Let’s see how we can use Pharo’s introspection features to quickly extract some code metrics. Code metrics measure such aspects as the depth of the inheritance hierarchy, the number of direct or indirect subclasses, the number of methods or of instance variables in each class, or the number of locally defined methods or instance variables. Here are a few metrics for the class Morph, which is the superclass of all graphical objects in Pharo, revealing that it is a huge class, and that it is at the root of a huge hierarchy.
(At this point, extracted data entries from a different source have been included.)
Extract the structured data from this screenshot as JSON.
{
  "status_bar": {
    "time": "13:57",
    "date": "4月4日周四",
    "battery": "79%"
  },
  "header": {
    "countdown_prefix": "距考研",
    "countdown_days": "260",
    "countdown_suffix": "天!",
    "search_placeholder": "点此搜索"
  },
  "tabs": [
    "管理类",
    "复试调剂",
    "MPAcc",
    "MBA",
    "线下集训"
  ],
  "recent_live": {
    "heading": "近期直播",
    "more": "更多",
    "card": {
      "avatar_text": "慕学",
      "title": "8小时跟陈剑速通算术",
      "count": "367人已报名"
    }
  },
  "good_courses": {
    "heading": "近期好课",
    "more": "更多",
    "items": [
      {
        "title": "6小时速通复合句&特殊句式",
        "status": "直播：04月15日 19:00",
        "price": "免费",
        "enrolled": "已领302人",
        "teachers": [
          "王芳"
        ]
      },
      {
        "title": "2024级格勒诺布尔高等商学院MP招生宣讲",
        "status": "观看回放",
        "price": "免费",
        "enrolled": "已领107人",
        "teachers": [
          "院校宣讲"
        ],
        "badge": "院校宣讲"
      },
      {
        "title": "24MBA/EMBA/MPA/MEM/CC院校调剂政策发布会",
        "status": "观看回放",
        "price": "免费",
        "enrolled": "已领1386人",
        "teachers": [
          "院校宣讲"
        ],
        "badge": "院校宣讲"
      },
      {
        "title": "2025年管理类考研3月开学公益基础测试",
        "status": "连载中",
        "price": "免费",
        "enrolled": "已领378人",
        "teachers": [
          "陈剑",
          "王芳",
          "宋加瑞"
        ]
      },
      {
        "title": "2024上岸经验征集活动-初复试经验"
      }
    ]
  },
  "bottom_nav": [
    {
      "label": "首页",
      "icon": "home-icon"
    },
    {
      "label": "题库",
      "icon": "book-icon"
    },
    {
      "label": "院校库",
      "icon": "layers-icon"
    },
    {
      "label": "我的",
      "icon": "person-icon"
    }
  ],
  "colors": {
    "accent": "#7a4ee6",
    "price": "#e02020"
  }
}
Maybe it needs some refactoring!

"inheritance depth"
Morph allSuperclasses size.
>>> 2

"number of methods"
Morph allSelectors size.
>>> 1304

"number of instance variables"
Morph allInstVarNames size.
>>> 6

"number of new methods"
Morph selectors size.
>>> 896

"number of new variables"
Morph instVarNames size.
>>> 6

"direct subclasses"
Morph subclasses size.
>>> 63

"total subclasses"
Morph allSubclasses size.
>>> 376

"total lines of code!"
Morph linesOfCode.
>>> 4964

One of the most interesting metrics in the domain of object-oriented languages is the number of methods that extend methods inherited from the superclass. This informs us about the relation between the class and its superclasses. In the next sections we will see how to exploit our knowledge of the runtime structure to answer such questions.